Yours affectionately,
Clara. x
I knew that I had been born out of wedlock. My mother had never kept that from me. But I had always hoped she would tell me who my father was. Now, I don’t think I shall ever know.
So Granny Clara had been supportive to her pregnant, unmarried daughter. And to be fair I did grow up in a very loving home. But I had always yearned to have two parents, a neat bungalow overlooking the harbour and a father to whom I would be Daddy’s Girl.
I longed to be at boarding school and have wonderful adventures like the girls in the Enid Blyton Malory Towers books. The children at my school said horrible things about my mother – and especially about the absence of my father so that in the end I made up all sorts of stories about him. He was a spy and an actor in Hollywood. He drove sports cars and took me to Paris for my birthday. The trouble was I wasn’t very good at remembering my stories, so the lies were always discovered and children who might have been friends drifted away from me.

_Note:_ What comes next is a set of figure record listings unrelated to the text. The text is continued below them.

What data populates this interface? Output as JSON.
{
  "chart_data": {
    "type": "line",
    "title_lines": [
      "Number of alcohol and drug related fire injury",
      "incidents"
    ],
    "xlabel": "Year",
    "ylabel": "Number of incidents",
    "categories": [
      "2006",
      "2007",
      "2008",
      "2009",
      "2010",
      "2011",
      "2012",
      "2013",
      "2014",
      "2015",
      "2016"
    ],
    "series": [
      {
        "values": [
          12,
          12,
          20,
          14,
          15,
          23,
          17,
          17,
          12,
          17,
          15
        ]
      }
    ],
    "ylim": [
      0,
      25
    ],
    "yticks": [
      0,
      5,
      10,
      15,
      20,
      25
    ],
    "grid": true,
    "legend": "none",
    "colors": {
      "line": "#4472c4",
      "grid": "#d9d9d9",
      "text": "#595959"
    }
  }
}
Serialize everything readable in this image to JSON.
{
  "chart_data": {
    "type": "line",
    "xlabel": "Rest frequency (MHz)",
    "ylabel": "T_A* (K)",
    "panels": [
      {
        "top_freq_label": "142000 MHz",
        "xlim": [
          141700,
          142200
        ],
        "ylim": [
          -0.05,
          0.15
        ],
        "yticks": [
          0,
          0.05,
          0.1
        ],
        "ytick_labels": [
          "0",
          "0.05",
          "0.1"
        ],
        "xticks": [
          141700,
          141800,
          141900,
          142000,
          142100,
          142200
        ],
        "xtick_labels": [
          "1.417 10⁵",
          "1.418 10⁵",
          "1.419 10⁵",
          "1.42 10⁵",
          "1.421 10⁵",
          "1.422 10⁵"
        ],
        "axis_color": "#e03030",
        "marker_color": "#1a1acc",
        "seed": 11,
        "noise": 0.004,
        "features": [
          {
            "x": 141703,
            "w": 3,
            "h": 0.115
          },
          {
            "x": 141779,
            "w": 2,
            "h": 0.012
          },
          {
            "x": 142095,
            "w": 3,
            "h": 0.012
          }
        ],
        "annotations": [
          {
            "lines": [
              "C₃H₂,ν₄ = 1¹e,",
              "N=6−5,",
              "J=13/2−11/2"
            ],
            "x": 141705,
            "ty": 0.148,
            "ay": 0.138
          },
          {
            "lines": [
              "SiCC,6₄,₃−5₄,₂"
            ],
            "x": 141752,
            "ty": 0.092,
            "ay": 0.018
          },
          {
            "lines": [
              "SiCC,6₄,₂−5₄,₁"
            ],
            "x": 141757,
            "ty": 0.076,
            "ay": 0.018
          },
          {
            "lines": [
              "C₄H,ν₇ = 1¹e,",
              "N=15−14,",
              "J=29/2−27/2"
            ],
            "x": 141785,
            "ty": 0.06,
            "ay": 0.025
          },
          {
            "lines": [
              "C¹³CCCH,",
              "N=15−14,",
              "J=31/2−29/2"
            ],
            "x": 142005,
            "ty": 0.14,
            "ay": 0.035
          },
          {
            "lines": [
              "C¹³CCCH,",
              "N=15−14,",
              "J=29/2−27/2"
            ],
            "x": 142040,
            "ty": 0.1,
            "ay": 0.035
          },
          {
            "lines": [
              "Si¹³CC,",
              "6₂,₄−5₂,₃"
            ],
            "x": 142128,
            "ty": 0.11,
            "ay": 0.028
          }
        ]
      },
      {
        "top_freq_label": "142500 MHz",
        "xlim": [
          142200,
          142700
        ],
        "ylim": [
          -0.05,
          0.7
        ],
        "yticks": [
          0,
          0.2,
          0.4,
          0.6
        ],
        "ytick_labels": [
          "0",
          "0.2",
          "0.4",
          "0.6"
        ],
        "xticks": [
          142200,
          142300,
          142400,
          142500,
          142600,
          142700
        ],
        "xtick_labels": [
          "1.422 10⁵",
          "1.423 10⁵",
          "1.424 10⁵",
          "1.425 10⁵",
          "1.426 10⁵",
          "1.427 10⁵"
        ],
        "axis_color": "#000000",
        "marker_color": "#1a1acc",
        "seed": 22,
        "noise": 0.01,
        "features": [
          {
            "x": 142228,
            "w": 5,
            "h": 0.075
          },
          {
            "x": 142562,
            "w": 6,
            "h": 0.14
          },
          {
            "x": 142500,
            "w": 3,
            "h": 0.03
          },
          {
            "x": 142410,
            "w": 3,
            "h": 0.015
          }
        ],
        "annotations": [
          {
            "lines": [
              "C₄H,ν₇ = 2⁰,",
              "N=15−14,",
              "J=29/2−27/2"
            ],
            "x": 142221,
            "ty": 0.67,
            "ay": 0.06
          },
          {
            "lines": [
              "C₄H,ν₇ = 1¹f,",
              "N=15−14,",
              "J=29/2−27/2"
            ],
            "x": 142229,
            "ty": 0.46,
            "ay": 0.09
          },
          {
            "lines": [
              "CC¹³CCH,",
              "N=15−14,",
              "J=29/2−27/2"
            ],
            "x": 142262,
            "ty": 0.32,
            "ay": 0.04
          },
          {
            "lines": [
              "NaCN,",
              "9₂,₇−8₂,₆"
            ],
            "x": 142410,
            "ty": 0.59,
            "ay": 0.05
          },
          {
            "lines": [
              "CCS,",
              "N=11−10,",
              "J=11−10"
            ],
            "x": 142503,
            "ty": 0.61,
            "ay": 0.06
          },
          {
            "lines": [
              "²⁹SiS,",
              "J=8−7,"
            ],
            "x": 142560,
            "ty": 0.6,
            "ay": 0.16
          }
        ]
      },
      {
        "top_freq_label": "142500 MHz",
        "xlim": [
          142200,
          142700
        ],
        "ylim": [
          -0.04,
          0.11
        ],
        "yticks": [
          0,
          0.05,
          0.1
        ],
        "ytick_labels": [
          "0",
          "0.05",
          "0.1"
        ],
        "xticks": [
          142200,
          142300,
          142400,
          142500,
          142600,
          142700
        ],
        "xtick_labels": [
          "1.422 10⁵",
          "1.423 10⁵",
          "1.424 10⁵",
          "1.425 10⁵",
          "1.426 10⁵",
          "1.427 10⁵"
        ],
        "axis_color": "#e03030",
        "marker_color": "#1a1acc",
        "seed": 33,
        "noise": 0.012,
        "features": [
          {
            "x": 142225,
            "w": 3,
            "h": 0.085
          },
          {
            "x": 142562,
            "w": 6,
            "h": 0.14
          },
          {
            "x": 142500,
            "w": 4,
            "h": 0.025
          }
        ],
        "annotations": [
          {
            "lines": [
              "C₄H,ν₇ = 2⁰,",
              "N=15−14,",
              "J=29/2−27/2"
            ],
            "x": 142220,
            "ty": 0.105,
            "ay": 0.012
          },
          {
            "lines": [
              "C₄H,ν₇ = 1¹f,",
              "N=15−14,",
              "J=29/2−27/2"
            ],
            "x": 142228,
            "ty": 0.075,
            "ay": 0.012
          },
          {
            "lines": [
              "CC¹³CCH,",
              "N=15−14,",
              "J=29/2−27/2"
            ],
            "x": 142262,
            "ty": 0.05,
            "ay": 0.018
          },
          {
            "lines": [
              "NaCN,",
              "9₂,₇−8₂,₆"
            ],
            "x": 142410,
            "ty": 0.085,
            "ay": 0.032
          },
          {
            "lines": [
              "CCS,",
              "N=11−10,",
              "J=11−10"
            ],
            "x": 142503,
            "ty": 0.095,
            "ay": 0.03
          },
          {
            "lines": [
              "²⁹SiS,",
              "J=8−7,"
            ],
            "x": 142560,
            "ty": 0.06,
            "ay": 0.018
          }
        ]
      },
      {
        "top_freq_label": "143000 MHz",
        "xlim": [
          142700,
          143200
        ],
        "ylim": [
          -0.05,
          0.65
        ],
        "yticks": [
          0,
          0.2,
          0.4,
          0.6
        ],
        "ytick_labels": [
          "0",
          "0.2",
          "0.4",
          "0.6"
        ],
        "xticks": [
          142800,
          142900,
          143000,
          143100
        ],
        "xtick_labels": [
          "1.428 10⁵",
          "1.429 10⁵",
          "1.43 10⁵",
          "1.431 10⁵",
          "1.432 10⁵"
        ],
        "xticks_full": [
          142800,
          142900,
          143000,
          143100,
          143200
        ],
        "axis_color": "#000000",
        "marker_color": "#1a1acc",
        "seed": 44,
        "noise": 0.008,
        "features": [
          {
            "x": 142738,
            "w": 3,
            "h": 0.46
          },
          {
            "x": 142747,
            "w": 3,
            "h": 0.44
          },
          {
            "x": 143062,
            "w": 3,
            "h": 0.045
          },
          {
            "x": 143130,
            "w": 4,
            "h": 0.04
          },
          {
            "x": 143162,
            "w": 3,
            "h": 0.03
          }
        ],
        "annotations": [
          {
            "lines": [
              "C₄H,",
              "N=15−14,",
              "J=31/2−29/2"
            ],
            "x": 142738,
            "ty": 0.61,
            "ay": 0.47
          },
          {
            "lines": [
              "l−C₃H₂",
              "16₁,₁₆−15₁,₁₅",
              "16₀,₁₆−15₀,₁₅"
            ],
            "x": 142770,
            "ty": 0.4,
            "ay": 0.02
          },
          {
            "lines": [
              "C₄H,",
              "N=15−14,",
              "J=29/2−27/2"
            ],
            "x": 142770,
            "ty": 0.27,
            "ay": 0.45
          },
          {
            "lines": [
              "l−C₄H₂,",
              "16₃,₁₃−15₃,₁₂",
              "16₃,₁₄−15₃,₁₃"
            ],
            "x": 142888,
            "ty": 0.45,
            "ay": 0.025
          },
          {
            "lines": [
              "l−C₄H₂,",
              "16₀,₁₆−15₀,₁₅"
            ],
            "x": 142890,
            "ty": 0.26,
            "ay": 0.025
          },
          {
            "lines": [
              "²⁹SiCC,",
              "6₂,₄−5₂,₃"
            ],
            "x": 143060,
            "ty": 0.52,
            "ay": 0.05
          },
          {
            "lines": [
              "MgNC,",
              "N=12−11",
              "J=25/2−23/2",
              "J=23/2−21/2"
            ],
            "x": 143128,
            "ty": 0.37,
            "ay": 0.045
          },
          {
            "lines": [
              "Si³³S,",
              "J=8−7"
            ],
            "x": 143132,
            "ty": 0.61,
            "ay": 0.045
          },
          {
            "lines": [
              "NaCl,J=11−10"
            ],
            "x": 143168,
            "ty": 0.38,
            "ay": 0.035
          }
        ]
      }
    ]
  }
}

In the end I said he was dead.
Killed on a space mission.
That shut them up.
My grandmother, who died when I was a baby, drummed into my mother that, ‘To be a good liar, you have to have a good memory.’ She must have had a very good memory, because the diary I found in the trunk was hers and very revealing it was! No wonder she kept it locked! When she left for England and brought Uncle David home with her, she must have left the thing behind. How her heart must have raced when she discovered it wasn’t in her bags. Luckily for her, I think no one even thought twice about opening it, and packed it up never to be looked at until now.
And what a hypocrite!
She didn’t have three children. She had four. Her first born was a boy called Michael, or Mikey as she wrote, the son of Herbert Bolitho who was killed in action in the Great War and who was the older brother of my grandfather Ernest. Now that must have been a huge secret to keep.
I have never lied to my daughter Natalie. And she has never lied to me. Apart from the time Tom and I had our last weekend away together, while he could, and we left her looking after the house.
‘No boys. No booze. No drugs.’ Those were the last words we said to her as we drove off.
You can imagine what happened.
It was the neighbours who told us. I have never been so embarrassed. We grounded her for a month. Since then, good as gold.
I hope she might still be a virgin. She’s only twenty-two and I am sure she would ha
ve told me if anything had happened.
Tom and I were very lucky. She could have gone off the rails at uni, but she found a lovely girl, Lucy, in her first year in halls and they stuck together as housemates until they graduated. They share a flat in Camden Town now with Lucy’s boyfriend, Ryan.
If I were Lucy’s mother, I’d be worried sick. I have spoken to Ryan on the telephone when I ring Natalie and he always sounds as if he is laughing at some private joke.
I am sure Natalie is saving herself for Mr Right.
As I tidied Mother’s grave, I told her all this news. Including the revelation of Granny Clara’s illegitimate son. I wanted her to know that her own weaknesses, inherited from her mother it seemed, were not inherited by her daughter and granddaughter. I wanted her to know this and be proud of us. I placed the flowers under her name and stood up to brush the grass from my knees.
‘See you at Christmas if not before,’ I said, and blew her a kiss as I always did.
PART THREE
Chapter Twenty
Hannah, Trevay
1940
Our nightly news bulletin listening was now a litany of how much damage was being wreaked on our great cities. The number of dead, orphaned, widowed and homeless was heartbreaking and Mum and I could only thank God that we were so far away from the horrors of yet another world war.
Edward’s training was almost at an end and he was due home after the summer. His letters were full of the fun and excitement he was having with his fellow students and the great news that he had been accepted to fly heavy bombers.
Mum removed her spectacles and put his letter down. ‘He’ll be flying over Germany.’
‘Good.’ I was very gung-ho in those days. ‘We need to give them some of their own medicine. David will be so excited.’
Mum reached out a hand to my knee and held it tight. ‘No. Don’t tell David. Better not. We don’t want to frighten him.’
‘But he’ll be so proud of his big brother,’ I told her.